The gains in consumer spending followed a 0.3 percent decline the prior month that was the biggest since September 2009, according to the Commerce Department.

U.S. consumer sentiment climbed last week to its highest level in more than five years. The Bloomberg Consumer Comfort Index increased to minus 28.3 in the period ended June 23, its highest level since January 2008.

More Americans signed contracts in May to buy previously owned homes than at any time in more than six years, a sign of bigger progress in the industry, figures from the National Association of Realtors showed.

“The U.S. data is quite good and it’s giving us some support,” said Phil Flynn, senior market analyst at the Price Futures Group in Chicago. “It’s boosting oil-demand expectations.”

Total Demand

The U.S., the world’s biggest oil-consuming country, accounted for about a fifth of global demand last year, according to BP Plc’s Statistical Review of World Energy.

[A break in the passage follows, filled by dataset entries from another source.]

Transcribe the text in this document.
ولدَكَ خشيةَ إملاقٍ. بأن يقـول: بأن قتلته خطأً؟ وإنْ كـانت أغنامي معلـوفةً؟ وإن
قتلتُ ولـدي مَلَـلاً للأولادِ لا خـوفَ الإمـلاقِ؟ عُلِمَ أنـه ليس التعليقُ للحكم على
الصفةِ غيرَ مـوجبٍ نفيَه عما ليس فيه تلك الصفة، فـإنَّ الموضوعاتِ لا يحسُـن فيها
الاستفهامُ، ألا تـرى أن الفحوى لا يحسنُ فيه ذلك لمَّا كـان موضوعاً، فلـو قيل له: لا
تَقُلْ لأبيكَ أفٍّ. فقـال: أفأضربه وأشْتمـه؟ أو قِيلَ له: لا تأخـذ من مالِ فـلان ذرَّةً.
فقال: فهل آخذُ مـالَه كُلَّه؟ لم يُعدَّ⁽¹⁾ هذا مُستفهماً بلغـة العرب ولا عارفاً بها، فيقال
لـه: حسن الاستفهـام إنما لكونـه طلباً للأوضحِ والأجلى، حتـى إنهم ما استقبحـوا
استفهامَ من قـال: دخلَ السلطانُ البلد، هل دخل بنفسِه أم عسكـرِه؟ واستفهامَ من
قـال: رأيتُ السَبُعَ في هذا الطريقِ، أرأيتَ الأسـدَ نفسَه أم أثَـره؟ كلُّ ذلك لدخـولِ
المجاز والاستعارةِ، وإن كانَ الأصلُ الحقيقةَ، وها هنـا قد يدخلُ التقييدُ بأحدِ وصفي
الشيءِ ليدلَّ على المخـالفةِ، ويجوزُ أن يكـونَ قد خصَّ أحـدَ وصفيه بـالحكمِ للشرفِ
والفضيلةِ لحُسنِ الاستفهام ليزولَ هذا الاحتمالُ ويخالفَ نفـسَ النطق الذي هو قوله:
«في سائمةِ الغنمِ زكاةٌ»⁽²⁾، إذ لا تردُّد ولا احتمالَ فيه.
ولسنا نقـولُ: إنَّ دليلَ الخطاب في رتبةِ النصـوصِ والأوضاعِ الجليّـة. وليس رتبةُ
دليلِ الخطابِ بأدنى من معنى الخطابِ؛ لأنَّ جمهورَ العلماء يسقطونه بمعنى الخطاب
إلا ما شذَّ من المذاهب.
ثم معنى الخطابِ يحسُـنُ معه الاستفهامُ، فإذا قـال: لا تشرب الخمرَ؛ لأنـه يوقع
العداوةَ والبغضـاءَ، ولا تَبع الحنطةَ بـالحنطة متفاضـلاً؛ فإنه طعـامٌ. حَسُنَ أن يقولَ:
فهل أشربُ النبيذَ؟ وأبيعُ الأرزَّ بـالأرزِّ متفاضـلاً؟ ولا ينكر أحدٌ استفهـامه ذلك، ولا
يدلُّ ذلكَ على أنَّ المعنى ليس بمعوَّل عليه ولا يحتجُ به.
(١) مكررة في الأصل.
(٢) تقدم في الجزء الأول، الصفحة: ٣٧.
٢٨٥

“Demand has been improving,” said Chris Barber, a senior analyst at Energy Security Analysis Inc. in Wakefield, Massachusetts. “At the same time supplies continue to rise.”

U.S. total petroleum demand increased 3 percent last week to 19 million barrels a day, the Energy Information Administration reported yesterday. Gasoline consumption climbed 0.6 percent to 8.89 million barrels a day, according to the EIA, the Energy Department’s statistical arm.

Refiners boosted operating rates to 90.2 percent, the highest level this year. Processing units are often restarted late in the spring, after being idled for maintenance in winter.

“You are going to see more of that,” said John Kilduff, a partner at Again Capital LLC, a New York-based hedge fund that focuses on energy. “A lot of refineries are coming out of maintenance. We are back into the rally mode.”

Crude inventories gained for a third week to 394.1 million barrels in the U.S. on June 21, the EIA said.

Equities Advance

Oil also rose as U.S. equities advanced. The Standard & Poor’s 500 Index increased for a third day, up as much as 1.1 percent to 1,620.07.

“If equities keep on climbing, that should keep oil up,” said Rich Ilczyszyn, chief market strategist and founder of Iitrader.com in Chicago. “We are locked in a $10 trading range from $90 to $100.”

The price has ranged from $90.11 to $99.01 for nine weeks. Brent has ranged from $98.76 to $106.67 in the same period.

“U.S. economic data was sufficiently upbeat to allow the S&P 500 to move higher, encouraging some risk-on trade flow,” said Tim Evans, an energy analyst at Citi Futures Perspective in New York, in an e-mail.

Implied volatility for at-the-money WTI options expiring in August was 20.1 percent, down from 20.7 percent yesterday, data compiled by Bloomberg showed.

Electronic trading volume on the Nymex was 519,175 contracts as of 3:09 p.m. It totaled 595,014 contracts yesterday, 4.6 percent lower than the three-month average. Open interest was 1.81 million contracts.